Edward Jarvis has made 31 television appearances according to his own website. He was featured on the 2002 broadcast "The Glutton Bowl" on Fox Network coming in second place behind Oleg Zhornitskiy in the mayonnaise eating competition. Jarvis was also featured in the 2002 Discovery Channel documentary "Gutbusters".

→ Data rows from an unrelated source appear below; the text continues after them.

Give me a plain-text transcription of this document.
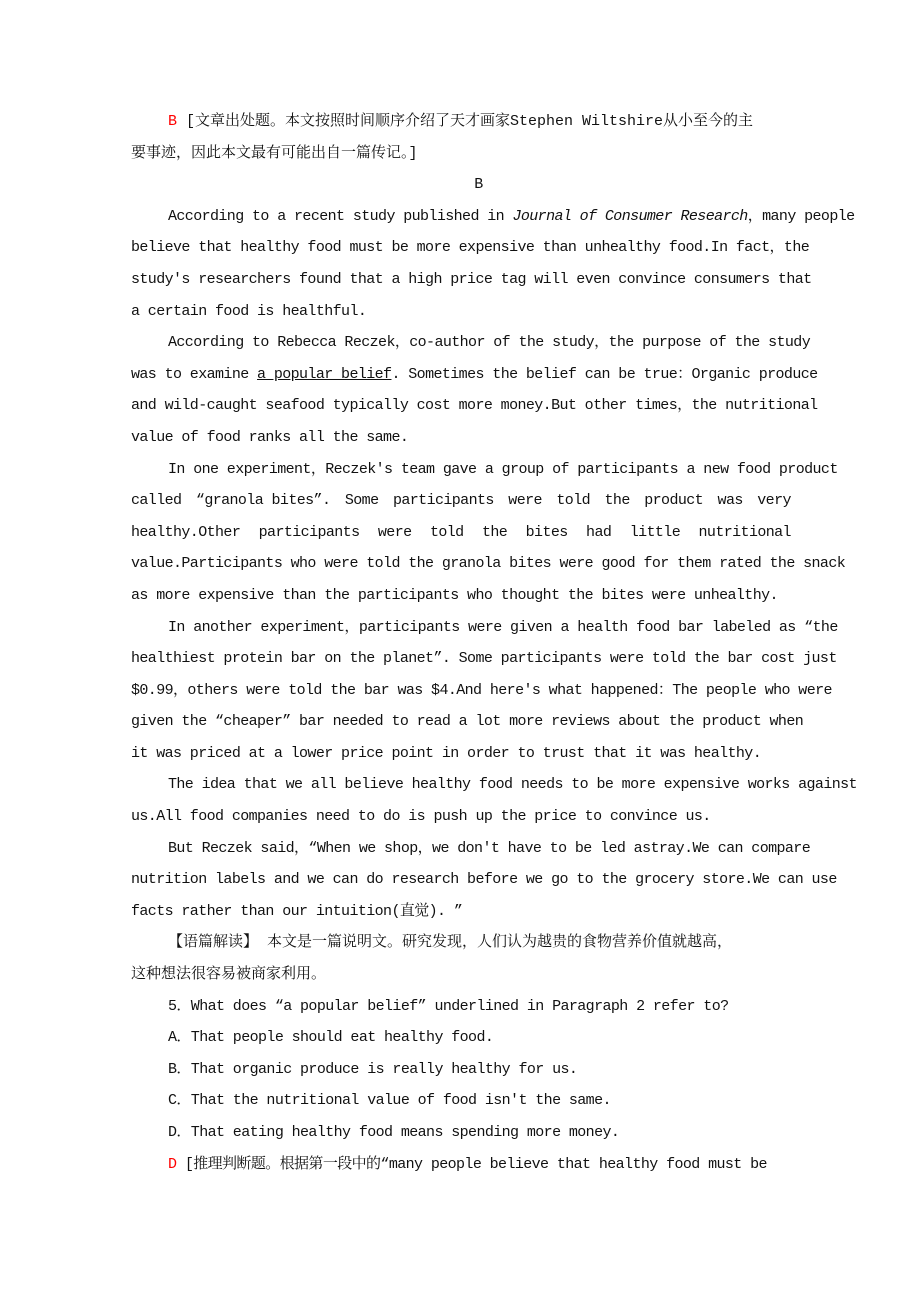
B [文章出处题。本文按照时间顺序介绍了天才画家Stephen Wiltshire从小至今的主
要事迹，因此本文最有可能出自一篇传记。]
B
According to a recent study published in Journal of Consumer Research，many people
believe that healthy food must be more expensive than unhealthy food.In fact，the
study's researchers found that a high price tag will even convince consumers that
a certain food is healthful.
According to Rebecca Reczek，co-author of the study，the purpose of the study
was to examine a popular belief. Sometimes the belief can be true：Organic produce
and wild-caught seafood typically cost more money.But other times，the nutritional
value of food ranks all the same.
In one experiment，Reczek's team gave a group of participants a new food product
called “granola bites”. Some participants were told the product was very
healthy.Other participants were told the bites had little nutritional
value.Participants who were told the granola bites were good for them rated the snack
as more expensive than the participants who thought the bites were unhealthy.
In another experiment，participants were given a health food bar labeled as “the
healthiest protein bar on the planet”. Some participants were told the bar cost just
$0.99，others were told the bar was $4.And here's what happened：The people who were
given the “cheaper” bar needed to read a lot more reviews about the product when
it was priced at a lower price point in order to trust that it was healthy.
The idea that we all believe healthy food needs to be more expensive works against
us.All food companies need to do is push up the price to convince us.
But Reczek said，“When we shop，we don't have to be led astray.We can compare
nutrition labels and we can do research before we go to the grocery store.We can use
facts rather than our intuition(直觉). ”
【语篇解读】 本文是一篇说明文。研究发现，人们认为越贵的食物营养价值就越高，
这种想法很容易被商家利用。
5．What does “a popular belief” underlined in Paragraph 2 refer to?
A．That people should eat healthy food.
B．That organic produce is really healthy for us.
C．That the nutritional value of food isn't the same.
D．That eating healthy food means spending more money.
D [推理判断题。根据第一段中的“many people believe that healthy food must be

Ed Jarvis holds more competitive eating titles than anyone in the world. He is perhaps best known for becoming World Ice Cream Eating Champion by finishing one gallon, nine ounces of ice cream in 12 minutes. He competed in the 2002 Carnegie Deli pickle eating contest in May 2002 losing a very controversial close decision to Beautifulbrian Seiken only to regain the title in 2004

==Records==

- 2003: Chicken-Fried Steak: 6 11-ounce chicken fried steaks with country gravy, Lone Star Cafe, 12 minutes
- 2005: French Fries: 4.46 pounds Nathan's Famous Crinkle Cut Fries, 6 minutes
- 2005: Grapes: 8 Pounds, 15 Ounces Grapes, Smirnoff Twisted V Wild Grape, 10 minutes
- Dumplings: 91 in eight minutes
- Chicken wings: 2 pounds, 2½ ounces in five minutes
- Specialty—kosher ice cream: 1 gallon, 9 ounces in 12 minutes
- Beat Andrew "The Eater" Rodgers in Krystal Square-Off.